Jacques Maire. Le chiffre que j’annonce est quasi certain, même s’il y a toujours besoin de moyens supplémentaires. Car plus nous avons de moyens, plus nous pouvons déployer de la programmation, concevoir des événements, créer du spectaculaire afin pour seul objectif de valoriser les atouts de notre pays et amplifier son attractivité. Fait-on un événement tous les deux jours, tous les trois jours ? Combien associe-t-on de régions françaises dans notre programmation, combien de secteurs économiques ? Nous sommes un porte avion et les financements servent vraiment à développer la visibilité du pavillon, je pense par exemple au pavillon virtuel ou encore à la mise en lumière du pavillon, qui est d’autant plus un sujet que celui-ci est très bien placé. Or, c’est un coût certain et les partenaires sont les bienvenus pour soutenir cet investissement.
Sera-t-on à la hauteur ? C’est un challenge pour tout le monde. Les conditions de construction sont extrêmement difficiles, elles ne l’ont jamais été autant. Cela s’explique par le fait que la Covid a retardé le démarrage du projet, que c’est une île, qu’il y a une pénurie énorme de matériel et de main d’œuvre, qu’il y a des normes au Japon interdisant l’importation de produits aussi basiques que le sprinkler, qui manque pourtant dans le pays. En réalité, tous les pavillons nationaux sont confrontés aux mêmes problèmes que le nôtre et sont dans une gymnastique permanente pour trouver des solutions. Cela va être extrêmement sportif. Mais comme nous sommes parmi les pays qui nous donnons les moyens, même s’il y aura encore des ajustements, il ne fait aucun doute que nous serons spectaculaires.
Le Moci. Cet événement est-il vraiment désiré et attendu par les Japonais ?
Jacques Maire. Les organisateurs prévoient 30 % de visiteurs en plus qu’à Dubaï. D’une manière générale, les Japonais ont un intérêt pour ce type d’évènements. Mais c’est vrai qu’il y a actuellement un certain nombre de polémiques au Japon sur l’opportunité d’avoir une Expo universelle juste après des jeux olympiques qui, en plein Covid, n’ont pas été un succès du point de vue de la présence du public. Et ce au vu également des conditions de construction particulièrement compliquées.

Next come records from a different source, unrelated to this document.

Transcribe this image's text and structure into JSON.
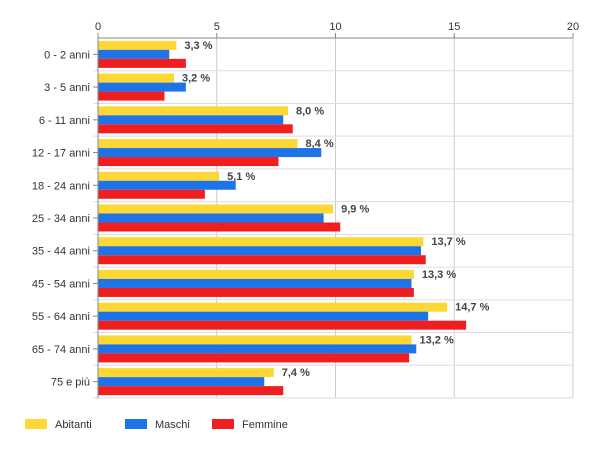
{
  "chart_data": {
    "type": "bar",
    "orientation": "horizontal",
    "categories": [
      "0 - 2 anni",
      "3 - 5 anni",
      "6 - 11 anni",
      "12 - 17 anni",
      "18 - 24 anni",
      "25 - 34 anni",
      "35 - 44 anni",
      "45 - 54 anni",
      "55 - 64 anni",
      "65 - 74 anni",
      "75 e più"
    ],
    "series": [
      {
        "name": "Abitanti",
        "color": "#FDD835",
        "values": [
          3.3,
          3.2,
          8.0,
          8.4,
          5.1,
          9.9,
          13.7,
          13.3,
          14.7,
          13.2,
          7.4
        ]
      },
      {
        "name": "Maschi",
        "color": "#1E73E8",
        "values": [
          3.0,
          3.7,
          7.8,
          9.4,
          5.8,
          9.5,
          13.6,
          13.2,
          13.9,
          13.4,
          7.0
        ]
      },
      {
        "name": "Femmine",
        "color": "#F01E1E",
        "values": [
          3.7,
          2.8,
          8.2,
          7.6,
          4.5,
          10.2,
          13.8,
          13.3,
          15.5,
          13.1,
          7.8
        ]
      }
    ],
    "data_labels": [
      "3,3 %",
      "3,2 %",
      "8,0 %",
      "8,4 %",
      "5,1 %",
      "9,9 %",
      "13,7 %",
      "13,3 %",
      "14,7 %",
      "13,2 %",
      "7,4 %"
    ],
    "x_ticks": [
      "0",
      "5",
      "10",
      "15",
      "20"
    ],
    "xlim": [
      0,
      20
    ],
    "title": "",
    "xlabel": "",
    "ylabel": "",
    "grid": true,
    "legend_position": "bottom-left"
  }
}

S’y ajoute un problème de politique intérieure avec une rivalité notoire entre Osaka et Tokyo. Tout cela a généré une atmosphère médiatique assez négative autour de cette exposition universelle. Néanmoins, quand on interroge les Japonais, et particulièrement les jeunes générations, pour savoir si elles souhaitent venir ou pas, l’inquiétude tombe : entre autres, un tiers des jeunes souhaitent venir et un autre tiers a déjà décidé de venir. C’est pourquoi nous n’avons aucun doute sur le fait que le public, japonais et international, sera au rendez-vous.